The Teslas come with a driver, which is pretty cool as it frees up time for passengers to work from the back or just relax and not have to worry as much about the terrible Vegas traffic (this also likely helps control Project 100’s liability). Low range EVs will also be added, with the Polaris GEM as the most likely option. The low-range EV will not come with a driver, however, so the footwork is up to the customer here. Bicycles are obviously the most cost-effective from Project 100’s point of view, and buses with their own stops will also be included in enrollment. The website also suggests that additional, more heavy duty vehicles will also be added to their stable in the event users require one for special use, and will be offset by an additional fee.
The transportation system is perfect for Las Vegas, and here’s why:
-No more cabs. So your friends are in town and want to party on the Strip on a Saturday. You drive your car from your house to Caesar’s, knowing you’re going to take a cab back home because you’re a responsible driver. Good luck finding a cab on a busy night, or one that costs less than all your drinks combined during your massive bender. The same trip under the Project 100 system costs no more than what you are already paying as a monthly fee (except maybe a tip, of course. You should probably still slip the driver a couple bucks).
-No more wasting time in traffic, or being distracted by your phone. It is no secret that distracted driving is harmful, extremely dangerous, and pervasive. As a procrastinating student that routinely finished work moments before it was due, I know that every moment at the end is precious, even though the commute from home to my university was only about 25 minutes. Both of those problems are somewhat solved by having someone else do the driving for you. It allows passengers to make their work more mobile and keeps the driver’s attention where it needs to be: on the road.
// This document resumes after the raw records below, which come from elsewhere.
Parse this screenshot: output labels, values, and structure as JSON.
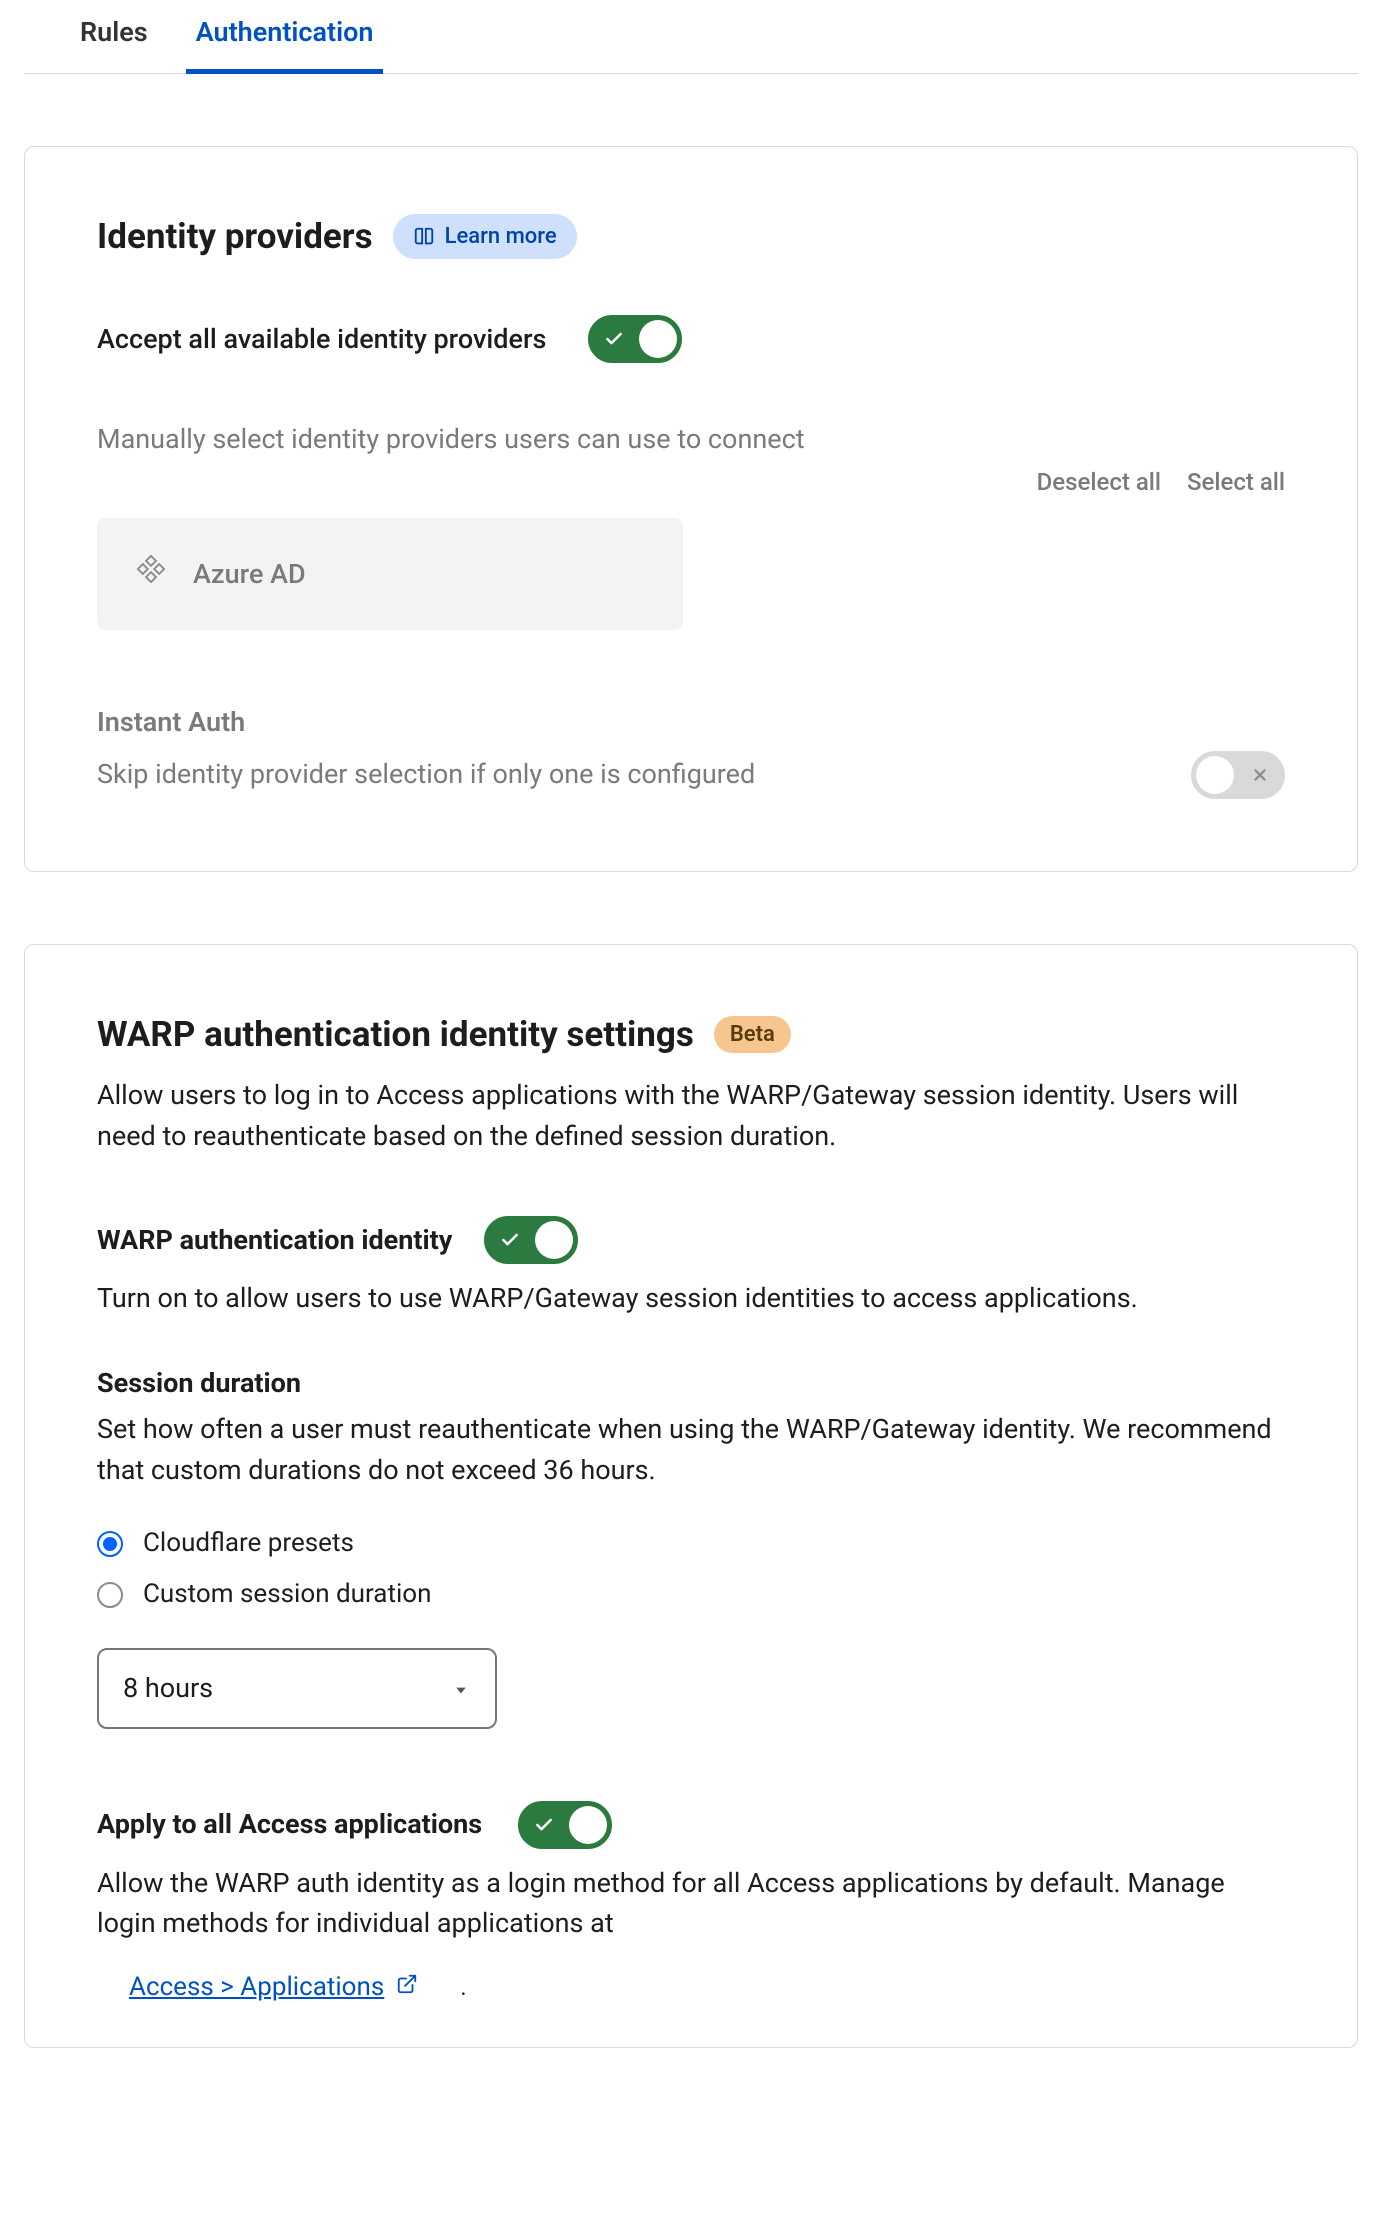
{
  "tabs": {
    "rules": "Rules",
    "authentication": "Authentication"
  },
  "identity": {
    "title": "Identity providers",
    "learn_more": "Learn more",
    "accept_all_label": "Accept all available identity providers",
    "manual_select_desc": "Manually select identity providers users can use to connect",
    "deselect_all": "Deselect all",
    "select_all": "Select all",
    "provider_name": "Azure AD",
    "instant_auth_title": "Instant Auth",
    "instant_auth_desc": "Skip identity provider selection if only one is configured"
  },
  "warp": {
    "title": "WARP authentication identity settings",
    "badge": "Beta",
    "description": "Allow users to log in to Access applications with the WARP/Gateway session identity. Users will need to reauthenticate based on the defined session duration.",
    "toggle_label": "WARP authentication identity",
    "toggle_desc": "Turn on to allow users to use WARP/Gateway session identities to access applications.",
    "session_title": "Session duration",
    "session_desc": "Set how often a user must reauthenticate when using the WARP/Gateway identity. We recommend that custom durations do not exceed 36 hours.",
    "radio_presets": "Cloudflare presets",
    "radio_custom": "Custom session duration",
    "duration_value": "8 hours",
    "apply_all_label": "Apply to all Access applications",
    "apply_all_desc": "Allow the WARP auth identity as a login method for all Access applications by default. Manage login methods for individual applications at",
    "link_text": "Access > Applications",
    "period": "."
  }
}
-It makes Las Vegas more sustainable. Aside from the aforementioned specialty vehicles, both cars are powered by electricity whose “refueling” will not even come close to taxing Las Vegas’s substantial power needs. Although that power comes primarily from burning natural gas and coal, the extra electricity needed to power the fleet would likely be insignificant, at worst.
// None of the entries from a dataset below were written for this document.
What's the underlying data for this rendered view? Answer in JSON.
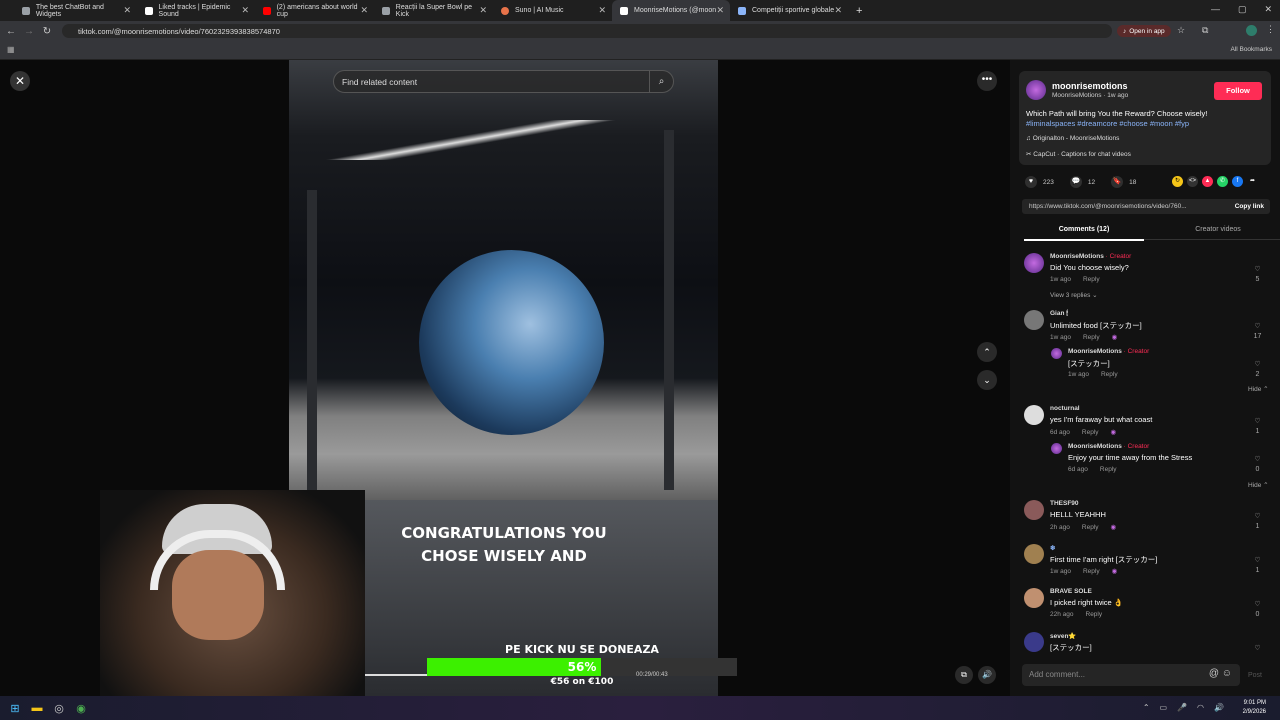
{
  "browser": {
    "tabs": [
      {
        "title": "The best ChatBot and Widgets",
        "color": "#9aa0a6"
      },
      {
        "title": "Liked tracks | Epidemic Sound",
        "color": "#ffffff"
      },
      {
        "title": "(2) americans about world cup",
        "color": "#ff0000"
      },
      {
        "title": "Reacții la Super Bowl pe Kick",
        "color": "#9aa0a6"
      },
      {
        "title": "Suno | AI Music",
        "color": "#e8734a"
      },
      {
        "title": "MoonriseMotions (@moon",
        "color": "#ffffff"
      },
      {
        "title": "Competiții sportive globale",
        "color": "#8ab4f8"
      }
    ],
    "url": "tiktok.com/@moonrisemotions/video/7602329393838574870",
    "open_in_app": "Open in app",
    "all_bookmarks": "All Bookmarks"
  },
  "video": {
    "search_placeholder": "Find related content",
    "caption_line1": "CONGRATULATIONS YOU",
    "caption_line2": "CHOSE WISELY AND",
    "timer": "00:29/00:43"
  },
  "donation": {
    "title": "PE KICK NU SE DONEAZA",
    "percent_label": "56%",
    "progress": 0.56,
    "amount": "€56 on €100",
    "color": "#3cf000"
  },
  "post": {
    "username": "moonrisemotions",
    "display_name": "MoonriseMotions",
    "time": "1w ago",
    "subline": "MoonriseMotions · 1w ago",
    "follow": "Follow",
    "description": "Which Path will bring You the Reward? Choose wisely!",
    "tags": "#liminalspaces #dreamcore #choose #moon #fyp",
    "music": "Originalton - MoonriseMotions",
    "capcut": "CapCut · Captions for chat videos",
    "likes": "223",
    "comments_count": "12",
    "saves": "18",
    "link": "https://www.tiktok.com/@moonrisemotions/video/760...",
    "copy_link": "Copy link",
    "accent": "#fe2c55"
  },
  "tabs": {
    "comments": "Comments (12)",
    "creator_videos": "Creator videos"
  },
  "comments": [
    {
      "name": "MoonriseMotions",
      "creator": " · Creator",
      "text": "Did You choose wisely?",
      "time": "1w ago",
      "reply": "Reply",
      "likes": "5",
      "reply_level": false
    },
    {
      "name": "Gian 🕯",
      "creator": "",
      "text": "Unlimited food [ステッカー]",
      "time": "1w ago",
      "reply": "Reply",
      "likes": "17",
      "reply_level": false
    },
    {
      "name": "MoonriseMotions",
      "creator": " · Creator",
      "text": "[ステッカー]",
      "time": "1w ago",
      "reply": "Reply",
      "likes": "2",
      "reply_level": true
    },
    {
      "name": "nocturnal",
      "creator": "",
      "text": "yes I'm faraway but what coast",
      "time": "6d ago",
      "reply": "Reply",
      "likes": "1",
      "reply_level": false
    },
    {
      "name": "MoonriseMotions",
      "creator": " · Creator",
      "text": "Enjoy your time away from the Stress",
      "time": "6d ago",
      "reply": "Reply",
      "likes": "0",
      "reply_level": true
    },
    {
      "name": "THESF90",
      "creator": "",
      "text": "HELLL YEAHHH",
      "time": "2h ago",
      "reply": "Reply",
      "likes": "1",
      "reply_level": false
    },
    {
      "name": "❄",
      "creator": "",
      "text": "First time I'am right [ステッカー]",
      "time": "1w ago",
      "reply": "Reply",
      "likes": "1",
      "reply_level": false
    },
    {
      "name": "BRAVE SOLE",
      "creator": "",
      "text": "I picked right twice 👌",
      "time": "22h ago",
      "reply": "Reply",
      "likes": "0",
      "reply_level": false
    },
    {
      "name": "seven⭐",
      "creator": "",
      "text": "[ステッカー]",
      "time": "",
      "reply": "",
      "likes": "",
      "reply_level": false
    }
  ],
  "view_replies": "View 3 replies ⌄",
  "hide": "Hide ⌃",
  "add_comment_placeholder": "Add comment...",
  "post_button": "Post",
  "clock": {
    "time": "9:01 PM",
    "date": "2/9/2026"
  }
}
There are, of course, challenges that need to be addressed in the Project 100 proposal. For one, customers are pretty much limited to staying in Vegas. That’s not a significant problem, since Vegas is situated in the middle of nowhere, but that also means no trips outside the city unless you want to pay for a rental car or flight out of McCarran. Another is availability. What happens during peak hours, like during the morning rush as everyone races to get to work on time, or a busy weekend night when the Teslas are busy shuttling customers between hotels and home? Even with 100 Teslas and 100 Polarises (Polari?), these times are going to be heavy with Project 100 traffic as well as the normal, physical congestion, and whether the system can handle this traffic will be the most vital part of Project 100’s stress testing.
The most difficult nut to crack, of course will be the pricing. Access to Project 100 is projected to cost customers something in the range of $400/month, although the website is unclear on how many individuals this fee covers. Does a family of four have to pay four fees, or two for the adults, or just one for the entire family, and how many transportation methods are available for use at any one time? And how many guests are covered under the plan as well?
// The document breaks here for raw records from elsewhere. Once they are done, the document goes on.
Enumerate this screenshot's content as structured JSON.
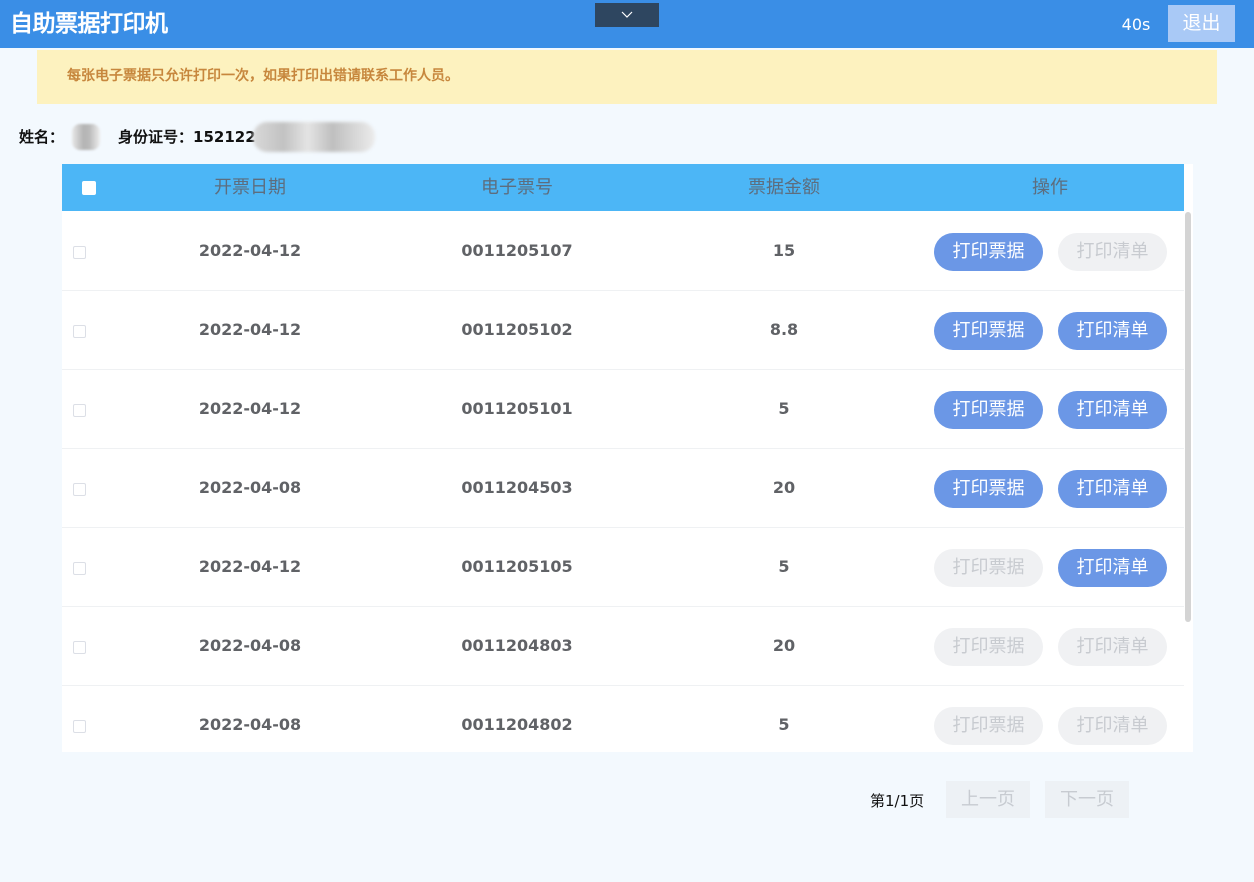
{
  "header": {
    "title": "自助票据打印机",
    "countdown": "40s",
    "exit_label": "退出",
    "toggle_icon": "chevron-down-icon"
  },
  "notice": {
    "text": "每张电子票据只允许打印一次，如果打印出错请联系工作人员。"
  },
  "user": {
    "name_label": "姓名：",
    "id_label": "身份证号：",
    "id_prefix": "152122"
  },
  "table": {
    "columns": [
      "开票日期",
      "电子票号",
      "票据金额",
      "操作"
    ],
    "rows": [
      {
        "date": "2022-04-12",
        "number": "0011205107",
        "amount": "15",
        "receipt_enabled": true,
        "list_enabled": false
      },
      {
        "date": "2022-04-12",
        "number": "0011205102",
        "amount": "8.8",
        "receipt_enabled": true,
        "list_enabled": true
      },
      {
        "date": "2022-04-12",
        "number": "0011205101",
        "amount": "5",
        "receipt_enabled": true,
        "list_enabled": true
      },
      {
        "date": "2022-04-08",
        "number": "0011204503",
        "amount": "20",
        "receipt_enabled": true,
        "list_enabled": true
      },
      {
        "date": "2022-04-12",
        "number": "0011205105",
        "amount": "5",
        "receipt_enabled": false,
        "list_enabled": true
      },
      {
        "date": "2022-04-08",
        "number": "0011204803",
        "amount": "20",
        "receipt_enabled": false,
        "list_enabled": false
      },
      {
        "date": "2022-04-08",
        "number": "0011204802",
        "amount": "5",
        "receipt_enabled": false,
        "list_enabled": false
      }
    ],
    "print_receipt_label": "打印票据",
    "print_list_label": "打印清单"
  },
  "pagination": {
    "info": "第1/1页",
    "prev_label": "上一页",
    "next_label": "下一页"
  },
  "colors": {
    "header_bg": "#3a8ee6",
    "table_header_bg": "#4cb6f6",
    "active_button": "#6b97e6",
    "notice_bg": "#fdf2bf",
    "notice_text": "#c7873d"
  }
}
The Nissan Leaf may be Project 100’s top competitor. From nissan.com
The proposed pricing highlights the most significant factor in Project 100’s success. A Nissan Leaf can be leased for $200 per month, or roughly half what the Project 100 cost is expected to be. That doesn’t include tax, fees, and the practically required quick charging package, but it also gives drivers greater freedom at a lower price. Project 100 may have a difficult time convincing people who are cross-shopping the transportation options to switch to a less traditional service.
Beta testing of the system is supposed to commence over the next few months by invitation only, and Project 100 and its creator, the Downtown Project, will have to assess the true price point at which the initiative can be rolled out for general use.